Her joviality immediately withered. “Don’t be absurd.”
“You wouldn’t be so irritating—apologies, I meant irritable—unless you were jealous. I’d already suspected you’d set your cap for me,” he instigated, eyes shining with the mischief of a badly behaved schoolboy, “but your behavior today proved it. I don’t return the sentiment, of course, but I’ll bear your adoration as best I can. You can’t help yourself, after all. I’m full of such charm,” he insisted.
“You’re full of somethin’, all right. Stop mistaking indignation for jealously.” Unnerved, she suspected his teasing speech contained threads of sincerity, delicately woven in to discourage her from additional starry-eyed thoughts. “I simply feel sorry for your future children and am chastising you on their behalf. What sort of parent names their children after the days of the week? Outright cruel if you ask me.”
“I didn’t ask you.” He straightened suddenly, physically shedding himself of his lighthearted mood, as if calling to mind some unpleasant memory. Leaning forward, gray eyes hardening like river rock, he emphasized, “The fact of the matter, I don’t remember asking for your insight at any point today, but you seemed intent on voicing it. You have an unflattering habit of forcing your way into private conversations.”
“You’re the one who asked me to translate,” she reminded, belatedly wiping her damp palm on her skirt, grimacing slightly as she harkened back on how Owen had licked it.
“Translate? Is that what you’re calling that pack of lies? You purposefully turned your face away, saying the devil knows what. You intentionally misinterpreted what I had to say to her. You made a fool of me, Mae. You knew it was difficult for me to ask for your help.”
“I was doin’ you a favor,” she justified. “Good riddance to bad rubbish, I say. She actually compared two months of workin’ in a mill to bein’ a slave! That woman was in a pinch and we both know it. She was tryin’ to coax a marriage proposal out of you. I’m guessing she didn’t succeed, since she’s sittin’ alone again?”
After a disciplined moment of silence, he stingily offered, “No, she didn’t succeed. I have absolutely no plans to renew my association with Sadie Levine.”

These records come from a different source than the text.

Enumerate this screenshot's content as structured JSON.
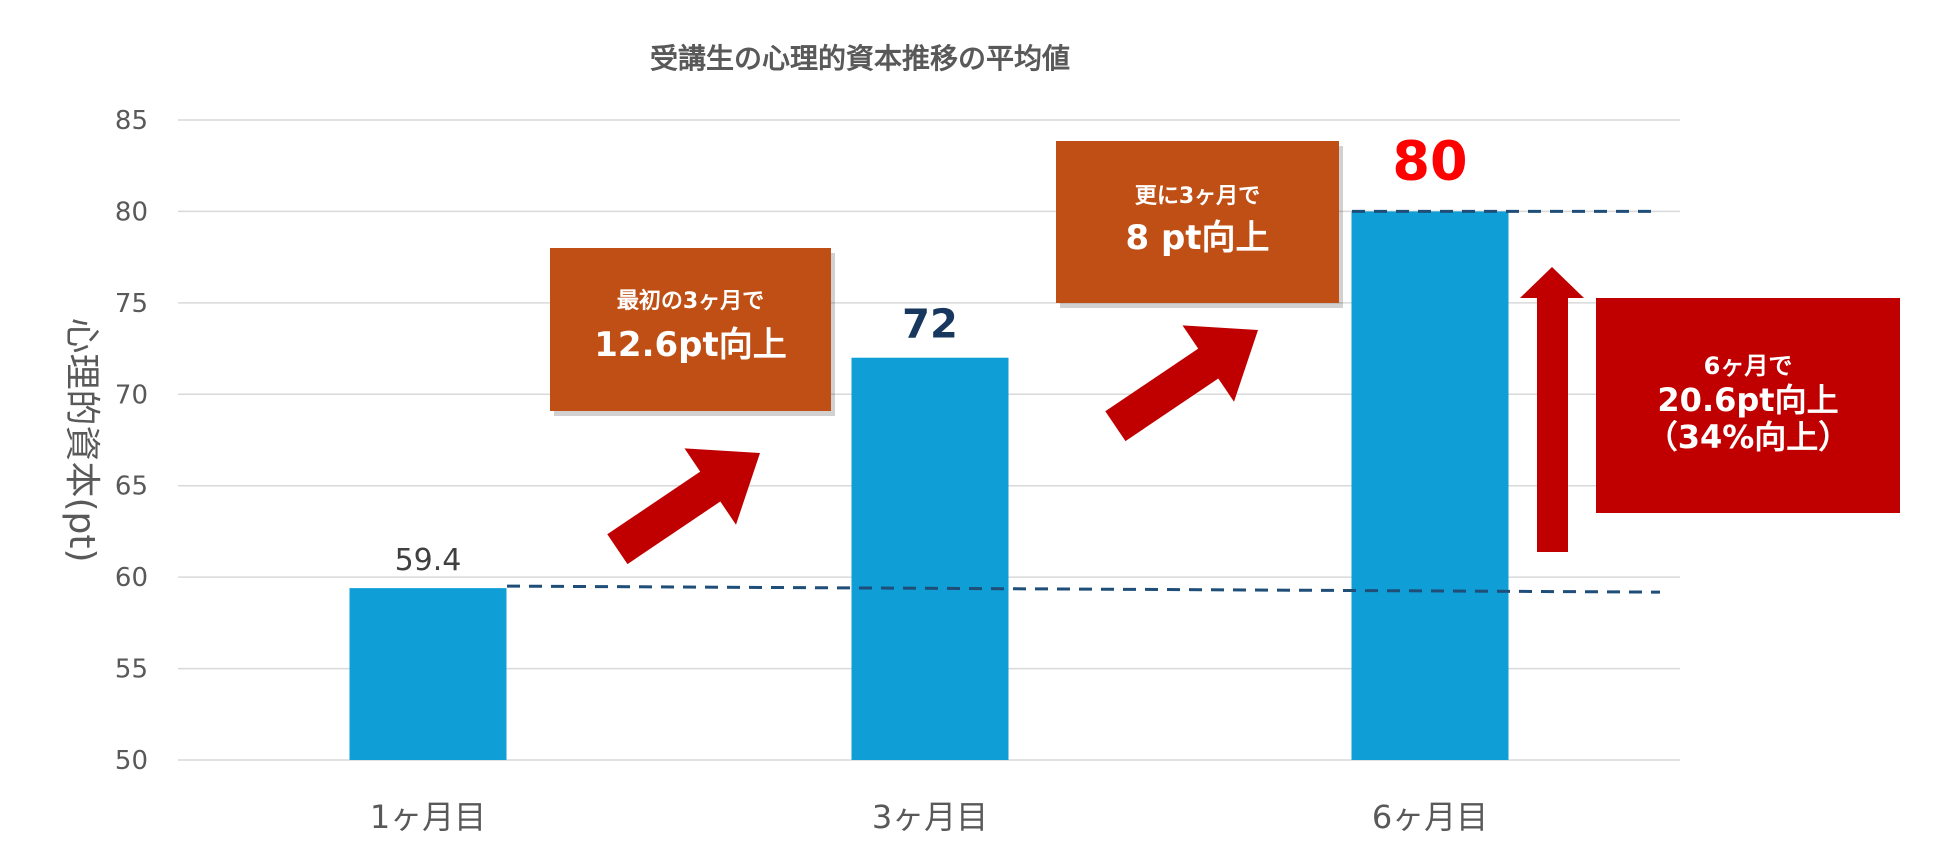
{
  "chart_data": {
    "type": "bar",
    "title": "受講生の心理的資本推移の平均値",
    "ylabel": "心理的資本(pt)",
    "xlabel": "",
    "categories": [
      "1ヶ月目",
      "3ヶ月目",
      "6ヶ月目"
    ],
    "values": [
      59.4,
      72,
      80
    ],
    "value_labels": [
      "59.4",
      "72",
      "80"
    ],
    "ylim": [
      50,
      85
    ],
    "yticks": [
      50,
      55,
      60,
      65,
      70,
      75,
      80,
      85
    ],
    "ytick_labels": [
      "50",
      "55",
      "60",
      "65",
      "70",
      "75",
      "80",
      "85"
    ],
    "grid": true,
    "legend": "none",
    "reference_lines": [
      {
        "value": 59.4,
        "style": "dashed"
      },
      {
        "value": 80,
        "style": "dashed"
      }
    ]
  },
  "callouts": [
    {
      "lines": [
        "最初の3ヶ月で",
        "12.6pt向上"
      ]
    },
    {
      "lines": [
        "更に3ヶ月で",
        "8 pt向上"
      ]
    },
    {
      "lines": [
        "6ヶ月で",
        "20.6pt向上",
        "（34%向上）"
      ]
    }
  ],
  "colors": {
    "bar": "#0f9ed5",
    "grid": "#d9d9d9",
    "dashed_line": "#1f4e79",
    "callout_orange": "#c04f15",
    "callout_red": "#c00000",
    "arrow": "#c00000",
    "label_dark": "#17375e",
    "label_red": "#ff0000",
    "label_default": "#404040",
    "text_gray": "#595959"
  }
}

“Thank the good stars! What?” she defended, her overenthusiastic outburst earning a dark look. “It’s for the best. The two of you couldn’t very well spend the rest of your lives communicating on Miss Levine’s day planner. Then there was her lack of faithfulness to Grady, a man she supposedly loved. She needed rescuing and didn’t really care who did the saving, so long as she never had to fend for herself. She saw you and wanted to latch on. Admit it!”
His mouth clamped shut, as if withholding words best left unsaid. “There’s no shame in a lady requiring assistance,” he finally allowed.

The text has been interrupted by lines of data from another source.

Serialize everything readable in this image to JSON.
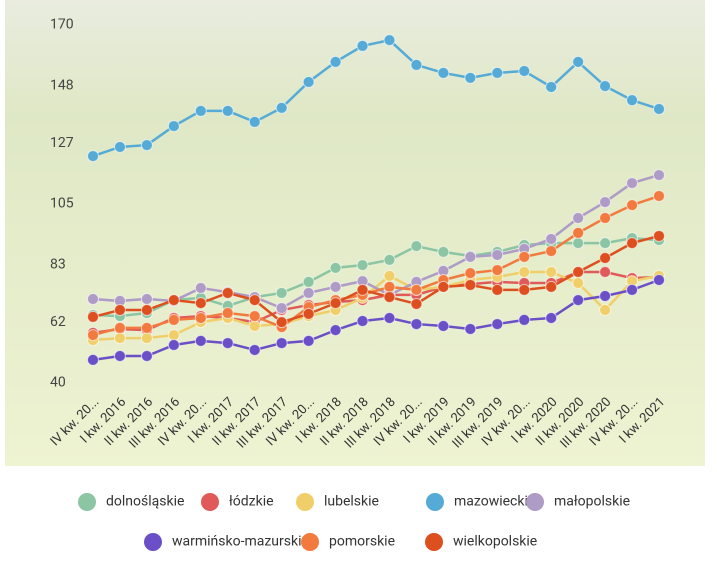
{
  "chart_data": {
    "type": "line",
    "categories": [
      "IV kw. 20...",
      "I kw. 2016",
      "II kw. 2016",
      "III kw. 2016",
      "IV kw. 20...",
      "I kw. 2017",
      "II kw. 2017",
      "III kw. 2017",
      "IV kw. 20...",
      "I kw. 2018",
      "II kw. 2018",
      "III kw. 2018",
      "IV kw. 20...",
      "I kw. 2019",
      "II kw. 2019",
      "III kw. 2019",
      "IV kw. 20...",
      "I kw. 2020",
      "II kw. 2020",
      "III kw. 2020",
      "IV kw. 20...",
      "I kw. 2021"
    ],
    "ylim": [
      40,
      170
    ],
    "yticks": [
      40,
      62,
      83,
      105,
      127,
      148,
      170
    ],
    "grid": false,
    "series": [
      {
        "name": "dolnośląskie",
        "color": "#8cc5a3",
        "values": [
          64.7,
          64.3,
          65.4,
          70.1,
          70.9,
          68.0,
          71.2,
          72.7,
          76.7,
          81.8,
          82.8,
          84.7,
          89.7,
          87.6,
          86.1,
          87.6,
          90.1,
          90.8,
          90.8,
          90.8,
          92.6,
          91.9
        ]
      },
      {
        "name": "łódzkie",
        "color": "#e05a5a",
        "values": [
          58.2,
          59.6,
          59.2,
          63.6,
          64.3,
          63.6,
          62.1,
          66.5,
          68.3,
          69.4,
          70.1,
          72.0,
          72.0,
          74.9,
          75.9,
          76.7,
          76.3,
          76.3,
          80.3,
          80.3,
          78.1,
          78.5
        ]
      },
      {
        "name": "lubelskie",
        "color": "#f0cf6a",
        "values": [
          55.6,
          56.3,
          56.3,
          57.4,
          62.1,
          63.6,
          60.7,
          61.4,
          64.3,
          66.5,
          70.9,
          78.9,
          73.8,
          74.9,
          77.4,
          78.5,
          80.3,
          80.3,
          76.3,
          66.5,
          77.0,
          78.9
        ]
      },
      {
        "name": "mazowieckie",
        "color": "#55abd6",
        "values": [
          122.4,
          125.7,
          126.4,
          133.3,
          138.8,
          138.8,
          134.8,
          139.9,
          149.3,
          156.6,
          162.4,
          164.5,
          155.5,
          152.6,
          150.8,
          152.6,
          153.3,
          147.5,
          156.6,
          147.8,
          142.7,
          139.5
        ]
      },
      {
        "name": "małopolskie",
        "color": "#ae9bc6",
        "values": [
          70.5,
          69.8,
          70.5,
          69.8,
          74.5,
          73.0,
          71.2,
          67.2,
          72.7,
          74.9,
          77.0,
          72.0,
          76.7,
          80.7,
          85.8,
          86.5,
          88.7,
          92.3,
          99.9,
          105.7,
          112.6,
          115.5
        ]
      },
      {
        "name": "warmińsko-mazurskie",
        "color": "#6a4fc6",
        "values": [
          48.4,
          49.8,
          49.8,
          53.8,
          55.3,
          54.5,
          52.0,
          54.5,
          55.3,
          59.2,
          62.5,
          63.6,
          61.4,
          60.7,
          59.6,
          61.4,
          62.9,
          63.6,
          70.1,
          71.6,
          73.8,
          77.4
        ]
      },
      {
        "name": "pomorskie",
        "color": "#f27a3e",
        "values": [
          57.4,
          60.0,
          60.0,
          62.9,
          63.6,
          65.4,
          64.3,
          60.3,
          67.6,
          70.1,
          72.0,
          74.9,
          73.8,
          77.4,
          79.9,
          81.0,
          85.8,
          87.9,
          94.5,
          99.9,
          104.6,
          107.9
        ]
      },
      {
        "name": "wielkopolskie",
        "color": "#dd4f1e",
        "values": [
          64.0,
          66.5,
          66.5,
          70.1,
          69.0,
          72.7,
          70.1,
          62.1,
          65.1,
          69.0,
          73.8,
          71.2,
          68.7,
          74.9,
          75.6,
          73.8,
          73.8,
          74.9,
          80.3,
          85.4,
          90.8,
          93.4
        ]
      }
    ]
  }
}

“No, but there’s shame in a lady pretendin’ feelings she don’t got in order to get that assistance,” she contradicted, peering at him closely, gauging for some sign of a broken heart but finding none. “You said this was your second chance with Sadie, but you obviously saw through her,” she prompted, hoping for his affirmation.
“I’ve always seen through Sadie,” Creighton divulged, his harsh disclosure surprising them both. “I just needed another reminder. And in case you haven’t already figured it out,” he allowed in, deftly switching topics, “I’m mad at you.”
“Me? What’d I do?”
“I already told you. You made a fool of me. You made fun of my deafness.”
“I did no such thing!” she contested, appalled that he’d taken such an idea into his head.
“What else would you call it? You deliberately tricked me. You said things I couldn’t understand and then took it upon yourself to make up things I never said. If that isn’t making fun of someone, I don’t know what is.”
“I never intended…that’s not what…” Her voice dwindled away as he very deliberately pulled his hat low, giving it a contentious tug in order to ensure his eyes were covered and therefore incapable of reading the stammering excuses tumbling from her lips.
She would have preferred Creighton in a towering rage reading her the riot act versus this willful disregard. “It really makes my blood boil when you end a conversation simply by closin’ your eyes,” she griped.